Researchers said that continued losses of this magnitude are not economically sustainable for commercial beekeepers. Photo courtesy: Jack Dykinga
Reprinted from Wildlife Extra
Losses of managed honey bee colonies across the USA totalled 33.8% from all causes last winter (October 2009 to April 2010), according to a survey conducted by the Apiary Inspectors of America (AIA) and the Agricultural Research Service (ARS). Beekeepers identified starvation, poor weather, and weak colonies going into winter as the top reasons for mortality in their operations.
This is an increase from overall losses of 29% reported from a similar survey covering the winter of 2008-2009, and similar to the 35.8% losses for the winter of 2007-2008.
The researchers said that continued losses of this magnitude are not economically sustainable for commercial beekeepers. The continued high rate of losses are worrying, especially considering losses occurring over the summer months were not being captured, notes Jeffrey Pettis, research leader of ARS' Bee Research Laboratory in Beltsville, Md. ARS is the U.S. Department of Agriculture's principal intramural scientific research agency. The survey was conducted by Pettis and past AIA presidents Dennis van Engelsdorp and Jerry Hayes.

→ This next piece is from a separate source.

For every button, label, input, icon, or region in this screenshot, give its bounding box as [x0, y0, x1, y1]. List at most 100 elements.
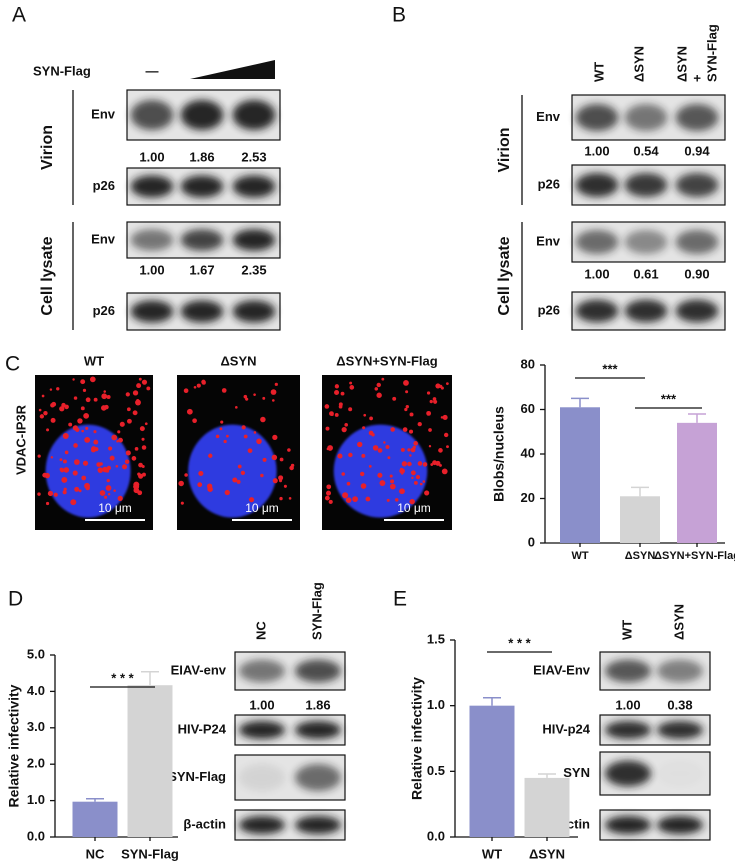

The 28% of beekeeping operations that reported some of their colonies perished without dead bees present--a sign of Colony Collapse Disorder (CCD)--lost 44% of their colonies. This compares to 26% of beekeepers reporting such dead colonies in the 2008-2009 winter and 32% in the 2007-2008 winter. Beekeepers that did not report their colonies having CCD lost 25% of their colonies.
As this was an interview-based survey, it was not possible to differentiate between verifiable cases of CCD and colonies lost as the result of other causes that share the "absence of dead bees" as a symptom. The cause of CCD is still unknown.
The survey checked on about 22.4% of the country's estimated 2.46 million colonies. The survey reports only winter losses and does not capture colony losses that occur throughout the summer when queens or entire colonies fail and need to be replaced. Those summer losses can be significant.